Quando afastamos nossos rostos para respirar, eu me ajeitei na cadeira, ele retomou sua postura, e nossas mãos se soltaram sem vontade.
Bebi mais um gole do vinho para me recuperar.
— Por que achou que eu não viria? – perguntei.
— Porque ninguém mais escreve cartas para declarar seus sentimentos, a não ser os poetas, ou quem tem miopia elevada para ler mensagens pelo celular – murmurou –, ou porque eu não sou o seu tipo – ele intuiu.
Eu alcancei o papel da carta ao lado da taça de vinho de Lorenzo e li, mais uma vez. As letras bem grandes, agora, despontavam aos meus olhos. Lorenzo era muito bom com poucas palavras.
Tirei meu celular da bolsa, acessei minhas fotos e mostrei para ele.
— Qual delas sou eu? – perguntei mostrando uma fotografia em que eu, Mare e Sole estávamos abraçados e sorrindo, em close.
Lorenzo olhou com cuidado e levantou seu rosto para mim. Recostou-se, apoiou seu braço direito nas costas da cadeira, buscando o melhor ângulo do corpo para me desenhar com suas pupilas, protegidas por lentes grossas em uma armação redonda, que enfeitavam ainda mais seu rosto.
— Você é a que está aqui, saboreando vinho branco comigo, a que vê poesia em uma carta, e que beija com o sabor louco, sem pudor, de uma deusa.

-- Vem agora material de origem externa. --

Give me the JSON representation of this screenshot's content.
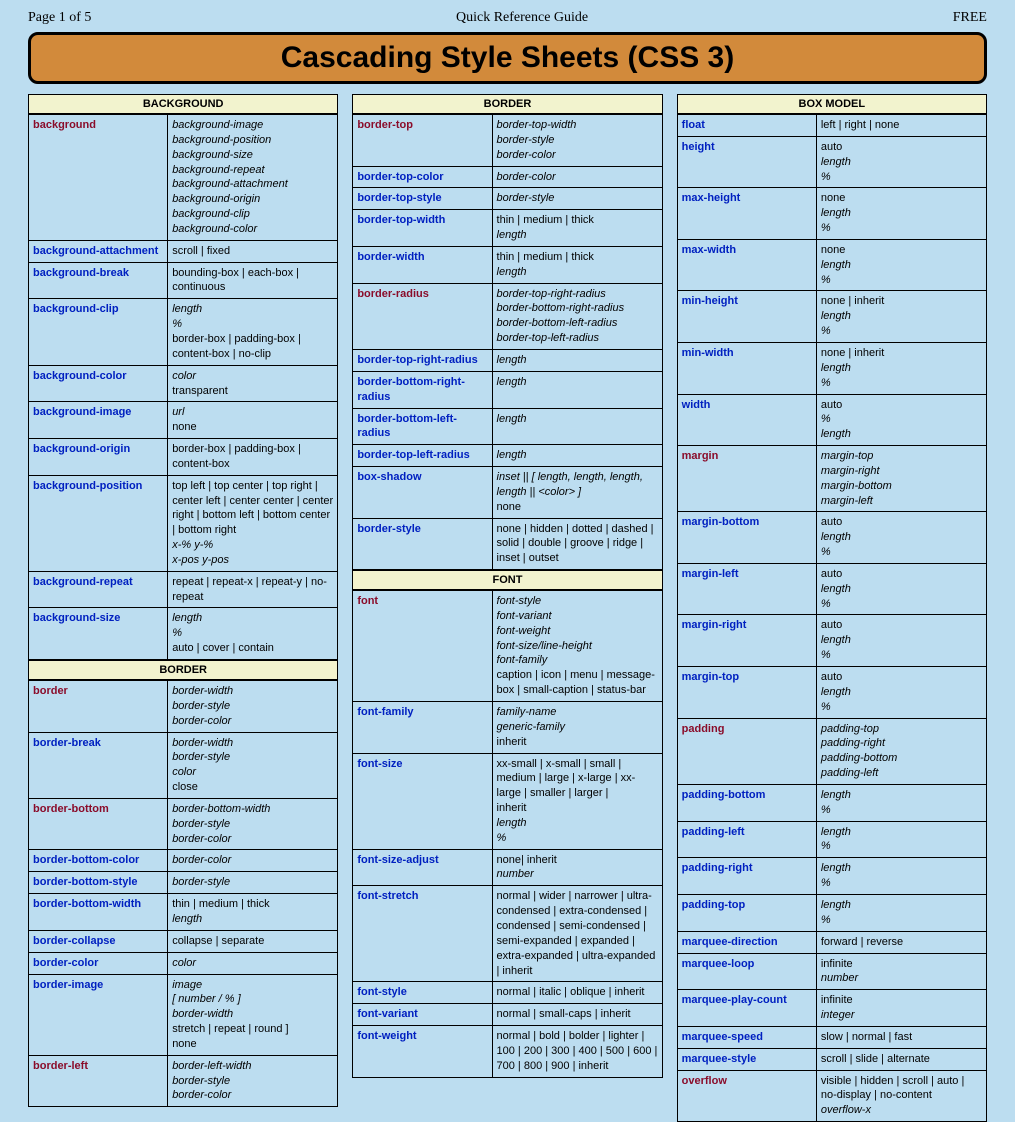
{
  "header": {
    "left": "Page 1 of 5",
    "center": "Quick Reference Guide",
    "right": "FREE"
  },
  "title": "Cascading Style Sheets (CSS 3)",
  "columns": [
    [
      {
        "type": "head",
        "text": "BACKGROUND"
      },
      {
        "type": "row",
        "prop": "background",
        "color": "red",
        "val": [
          {
            "t": "background-image",
            "i": true
          },
          {
            "t": "background-position",
            "i": true
          },
          {
            "t": "background-size",
            "i": true
          },
          {
            "t": "background-repeat",
            "i": true
          },
          {
            "t": "background-attachment",
            "i": true
          },
          {
            "t": "background-origin",
            "i": true
          },
          {
            "t": "background-clip",
            "i": true
          },
          {
            "t": "background-color",
            "i": true
          }
        ]
      },
      {
        "type": "row",
        "prop": "background-attachment",
        "color": "blue",
        "val": [
          {
            "t": "scroll | fixed"
          }
        ]
      },
      {
        "type": "row",
        "prop": "background-break",
        "color": "blue",
        "val": [
          {
            "t": "bounding-box | each-box | continuous"
          }
        ]
      },
      {
        "type": "row",
        "prop": "background-clip",
        "color": "blue",
        "val": [
          {
            "t": "length",
            "i": true
          },
          {
            "t": "%",
            "i": true
          },
          {
            "t": "border-box | padding-box | content-box | no-clip"
          }
        ]
      },
      {
        "type": "row",
        "prop": "background-color",
        "color": "blue",
        "val": [
          {
            "t": "color",
            "i": true
          },
          {
            "t": "transparent"
          }
        ]
      },
      {
        "type": "row",
        "prop": "background-image",
        "color": "blue",
        "val": [
          {
            "t": "url",
            "i": true
          },
          {
            "t": "none"
          }
        ]
      },
      {
        "type": "row",
        "prop": "background-origin",
        "color": "blue",
        "val": [
          {
            "t": "border-box | padding-box | content-box"
          }
        ]
      },
      {
        "type": "row",
        "prop": "background-position",
        "color": "blue",
        "val": [
          {
            "t": "top left | top center | top right | center left | center center | center right | bottom left | bottom center | bottom right"
          },
          {
            "t": "x-% y-%",
            "i": true
          },
          {
            "t": "x-pos y-pos",
            "i": true
          }
        ]
      },
      {
        "type": "row",
        "prop": "background-repeat",
        "color": "blue",
        "val": [
          {
            "t": "repeat | repeat-x | repeat-y | no-repeat"
          }
        ]
      },
      {
        "type": "row",
        "prop": "background-size",
        "color": "blue",
        "val": [
          {
            "t": "length",
            "i": true
          },
          {
            "t": "%",
            "i": true
          },
          {
            "t": "auto | cover | contain"
          }
        ]
      },
      {
        "type": "head",
        "text": "BORDER"
      },
      {
        "type": "row",
        "prop": "border",
        "color": "red",
        "val": [
          {
            "t": "border-width",
            "i": true
          },
          {
            "t": "border-style",
            "i": true
          },
          {
            "t": "border-color",
            "i": true
          }
        ]
      },
      {
        "type": "row",
        "prop": "border-break",
        "color": "blue",
        "val": [
          {
            "t": "border-width",
            "i": true
          },
          {
            "t": "border-style",
            "i": true
          },
          {
            "t": "color",
            "i": true
          },
          {
            "t": "close"
          }
        ]
      },
      {
        "type": "row",
        "prop": "border-bottom",
        "color": "red",
        "val": [
          {
            "t": "border-bottom-width",
            "i": true
          },
          {
            "t": "border-style",
            "i": true
          },
          {
            "t": "border-color",
            "i": true
          }
        ]
      },
      {
        "type": "row",
        "prop": "border-bottom-color",
        "color": "blue",
        "val": [
          {
            "t": "border-color",
            "i": true
          }
        ]
      },
      {
        "type": "row",
        "prop": "border-bottom-style",
        "color": "blue",
        "val": [
          {
            "t": "border-style",
            "i": true
          }
        ]
      },
      {
        "type": "row",
        "prop": "border-bottom-width",
        "color": "blue",
        "val": [
          {
            "t": "thin | medium | thick"
          },
          {
            "t": "length",
            "i": true
          }
        ]
      },
      {
        "type": "row",
        "prop": "border-collapse",
        "color": "blue",
        "val": [
          {
            "t": "collapse | separate"
          }
        ]
      },
      {
        "type": "row",
        "prop": "border-color",
        "color": "blue",
        "val": [
          {
            "t": "color",
            "i": true
          }
        ]
      },
      {
        "type": "row",
        "prop": "border-image",
        "color": "blue",
        "val": [
          {
            "t": "image",
            "i": true
          },
          {
            "t": "[ number / % ]",
            "i": true
          },
          {
            "t": "border-width",
            "i": true
          },
          {
            "t": "stretch | repeat | round ]"
          },
          {
            "t": "none"
          }
        ]
      },
      {
        "type": "row",
        "prop": "border-left",
        "color": "red",
        "val": [
          {
            "t": "border-left-width",
            "i": true
          },
          {
            "t": "border-style",
            "i": true
          },
          {
            "t": "border-color",
            "i": true
          }
        ]
      }
    ],
    [
      {
        "type": "head",
        "text": "BORDER"
      },
      {
        "type": "row",
        "prop": "border-top",
        "color": "red",
        "val": [
          {
            "t": "border-top-width",
            "i": true
          },
          {
            "t": "border-style",
            "i": true
          },
          {
            "t": "border-color",
            "i": true
          }
        ]
      },
      {
        "type": "row",
        "prop": "border-top-color",
        "color": "blue",
        "val": [
          {
            "t": "border-color",
            "i": true
          }
        ]
      },
      {
        "type": "row",
        "prop": "border-top-style",
        "color": "blue",
        "val": [
          {
            "t": "border-style",
            "i": true
          }
        ]
      },
      {
        "type": "row",
        "prop": "border-top-width",
        "color": "blue",
        "val": [
          {
            "t": "thin | medium | thick"
          },
          {
            "t": "length",
            "i": true
          }
        ]
      },
      {
        "type": "row",
        "prop": "border-width",
        "color": "blue",
        "val": [
          {
            "t": "thin | medium | thick"
          },
          {
            "t": "length",
            "i": true
          }
        ]
      },
      {
        "type": "row",
        "prop": "border-radius",
        "color": "red",
        "val": [
          {
            "t": "border-top-right-radius",
            "i": true
          },
          {
            "t": "border-bottom-right-radius",
            "i": true
          },
          {
            "t": "border-bottom-left-radius",
            "i": true
          },
          {
            "t": "border-top-left-radius",
            "i": true
          }
        ]
      },
      {
        "type": "row",
        "prop": "border-top-right-radius",
        "color": "blue",
        "val": [
          {
            "t": "length",
            "i": true
          }
        ]
      },
      {
        "type": "row",
        "prop": "border-bottom-right-radius",
        "color": "blue",
        "val": [
          {
            "t": "length",
            "i": true
          }
        ]
      },
      {
        "type": "row",
        "prop": "border-bottom-left-radius",
        "color": "blue",
        "val": [
          {
            "t": "length",
            "i": true
          }
        ]
      },
      {
        "type": "row",
        "prop": "border-top-left-radius",
        "color": "blue",
        "val": [
          {
            "t": "length",
            "i": true
          }
        ]
      },
      {
        "type": "row",
        "prop": "box-shadow",
        "color": "blue",
        "val": [
          {
            "t": "inset || [ length, length, length, length || <color> ]",
            "i": true
          },
          {
            "t": "none"
          }
        ]
      },
      {
        "type": "row",
        "prop": "border-style",
        "color": "blue",
        "val": [
          {
            "t": "none | hidden | dotted | dashed | solid | double | groove | ridge | inset | outset"
          }
        ]
      },
      {
        "type": "head",
        "text": "FONT"
      },
      {
        "type": "row",
        "prop": "font",
        "color": "red",
        "val": [
          {
            "t": "font-style",
            "i": true
          },
          {
            "t": "font-variant",
            "i": true
          },
          {
            "t": "font-weight",
            "i": true
          },
          {
            "t": "font-size/line-height",
            "i": true
          },
          {
            "t": "font-family",
            "i": true
          },
          {
            "t": "caption | icon | menu | message-box | small-caption | status-bar"
          }
        ]
      },
      {
        "type": "row",
        "prop": "font-family",
        "color": "blue",
        "val": [
          {
            "t": "family-name",
            "i": true
          },
          {
            "t": "generic-family",
            "i": true
          },
          {
            "t": "inherit"
          }
        ]
      },
      {
        "type": "row",
        "prop": "font-size",
        "color": "blue",
        "val": [
          {
            "t": "xx-small | x-small | small | medium | large | x-large | xx-large | smaller | larger |"
          },
          {
            "t": "inherit"
          },
          {
            "t": "length",
            "i": true
          },
          {
            "t": "%",
            "i": true
          }
        ]
      },
      {
        "type": "row",
        "prop": "font-size-adjust",
        "color": "blue",
        "val": [
          {
            "t": "none| inherit"
          },
          {
            "t": "number",
            "i": true
          }
        ]
      },
      {
        "type": "row",
        "prop": "font-stretch",
        "color": "blue",
        "val": [
          {
            "t": "normal | wider | narrower | ultra-condensed | extra-condensed | condensed | semi-condensed | semi-expanded | expanded | extra-expanded | ultra-expanded | inherit"
          }
        ]
      },
      {
        "type": "row",
        "prop": "font-style",
        "color": "blue",
        "val": [
          {
            "t": "normal | italic | oblique | inherit"
          }
        ]
      },
      {
        "type": "row",
        "prop": "font-variant",
        "color": "blue",
        "val": [
          {
            "t": "normal | small-caps | inherit"
          }
        ]
      },
      {
        "type": "row",
        "prop": "font-weight",
        "color": "blue",
        "val": [
          {
            "t": "normal | bold | bolder | lighter | 100 | 200 | 300 | 400 | 500 | 600 | 700 | 800 | 900 | inherit"
          }
        ]
      }
    ],
    [
      {
        "type": "head",
        "text": "BOX MODEL"
      },
      {
        "type": "row",
        "prop": "float",
        "color": "blue",
        "val": [
          {
            "t": "left | right | none"
          }
        ]
      },
      {
        "type": "row",
        "prop": "height",
        "color": "blue",
        "val": [
          {
            "t": "auto"
          },
          {
            "t": "length",
            "i": true
          },
          {
            "t": "%",
            "i": true
          }
        ]
      },
      {
        "type": "row",
        "prop": "max-height",
        "color": "blue",
        "val": [
          {
            "t": "none"
          },
          {
            "t": "length",
            "i": true
          },
          {
            "t": "%",
            "i": true
          }
        ]
      },
      {
        "type": "row",
        "prop": "max-width",
        "color": "blue",
        "val": [
          {
            "t": "none"
          },
          {
            "t": "length",
            "i": true
          },
          {
            "t": "%",
            "i": true
          }
        ]
      },
      {
        "type": "row",
        "prop": "min-height",
        "color": "blue",
        "val": [
          {
            "t": "none | inherit"
          },
          {
            "t": "length",
            "i": true
          },
          {
            "t": "%",
            "i": true
          }
        ]
      },
      {
        "type": "row",
        "prop": "min-width",
        "color": "blue",
        "val": [
          {
            "t": "none | inherit"
          },
          {
            "t": "length",
            "i": true
          },
          {
            "t": "%",
            "i": true
          }
        ]
      },
      {
        "type": "row",
        "prop": "width",
        "color": "blue",
        "val": [
          {
            "t": "auto"
          },
          {
            "t": "%",
            "i": true
          },
          {
            "t": "length",
            "i": true
          }
        ]
      },
      {
        "type": "row",
        "prop": "margin",
        "color": "red",
        "val": [
          {
            "t": "margin-top",
            "i": true
          },
          {
            "t": "margin-right",
            "i": true
          },
          {
            "t": "margin-bottom",
            "i": true
          },
          {
            "t": "margin-left",
            "i": true
          }
        ]
      },
      {
        "type": "row",
        "prop": "margin-bottom",
        "color": "blue",
        "val": [
          {
            "t": "auto"
          },
          {
            "t": "length",
            "i": true
          },
          {
            "t": "%",
            "i": true
          }
        ]
      },
      {
        "type": "row",
        "prop": "margin-left",
        "color": "blue",
        "val": [
          {
            "t": "auto"
          },
          {
            "t": "length",
            "i": true
          },
          {
            "t": "%",
            "i": true
          }
        ]
      },
      {
        "type": "row",
        "prop": "margin-right",
        "color": "blue",
        "val": [
          {
            "t": "auto"
          },
          {
            "t": "length",
            "i": true
          },
          {
            "t": "%",
            "i": true
          }
        ]
      },
      {
        "type": "row",
        "prop": "margin-top",
        "color": "blue",
        "val": [
          {
            "t": "auto"
          },
          {
            "t": "length",
            "i": true
          },
          {
            "t": "%",
            "i": true
          }
        ]
      },
      {
        "type": "row",
        "prop": "padding",
        "color": "red",
        "val": [
          {
            "t": "padding-top",
            "i": true
          },
          {
            "t": "padding-right",
            "i": true
          },
          {
            "t": "padding-bottom",
            "i": true
          },
          {
            "t": "padding-left",
            "i": true
          }
        ]
      },
      {
        "type": "row",
        "prop": "padding-bottom",
        "color": "blue",
        "val": [
          {
            "t": "length",
            "i": true
          },
          {
            "t": "%",
            "i": true
          }
        ]
      },
      {
        "type": "row",
        "prop": "padding-left",
        "color": "blue",
        "val": [
          {
            "t": "length",
            "i": true
          },
          {
            "t": "%",
            "i": true
          }
        ]
      },
      {
        "type": "row",
        "prop": "padding-right",
        "color": "blue",
        "val": [
          {
            "t": "length",
            "i": true
          },
          {
            "t": "%",
            "i": true
          }
        ]
      },
      {
        "type": "row",
        "prop": "padding-top",
        "color": "blue",
        "val": [
          {
            "t": "length",
            "i": true
          },
          {
            "t": "%",
            "i": true
          }
        ]
      },
      {
        "type": "row",
        "prop": "marquee-direction",
        "color": "blue",
        "val": [
          {
            "t": "forward | reverse"
          }
        ]
      },
      {
        "type": "row",
        "prop": "marquee-loop",
        "color": "blue",
        "val": [
          {
            "t": "infinite"
          },
          {
            "t": "number",
            "i": true
          }
        ]
      },
      {
        "type": "row",
        "prop": "marquee-play-count",
        "color": "blue",
        "val": [
          {
            "t": "infinite"
          },
          {
            "t": "integer",
            "i": true
          }
        ]
      },
      {
        "type": "row",
        "prop": "marquee-speed",
        "color": "blue",
        "val": [
          {
            "t": "slow | normal | fast"
          }
        ]
      },
      {
        "type": "row",
        "prop": "marquee-style",
        "color": "blue",
        "val": [
          {
            "t": "scroll | slide | alternate"
          }
        ]
      },
      {
        "type": "row",
        "prop": "overflow",
        "color": "red",
        "val": [
          {
            "t": "visible | hidden | scroll | auto | no-display | no-content"
          },
          {
            "t": "overflow-x",
            "i": true
          }
        ]
      }
    ]
  ]
}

A essa altura, banhados pelo vinho, e pela luz da lua que iluminava nossa pequena mesa, não precisávamos materializar palavras, somente os sussurros de prazer causados pelo sabor afrodisíaco de nossos beijos.
Voltei para Roma após as minhas férias. Mas antes de ir, ajudei Lorenzo a colocar um grande quadro, com formato de envelope de carta, do outro lado da porta da casa 24 na Via Picciani, com as palavras:

“Saudações de Cagliari,

Entre as cores da Via Picciani, onde cada passo transforma Luna em pura poesia.”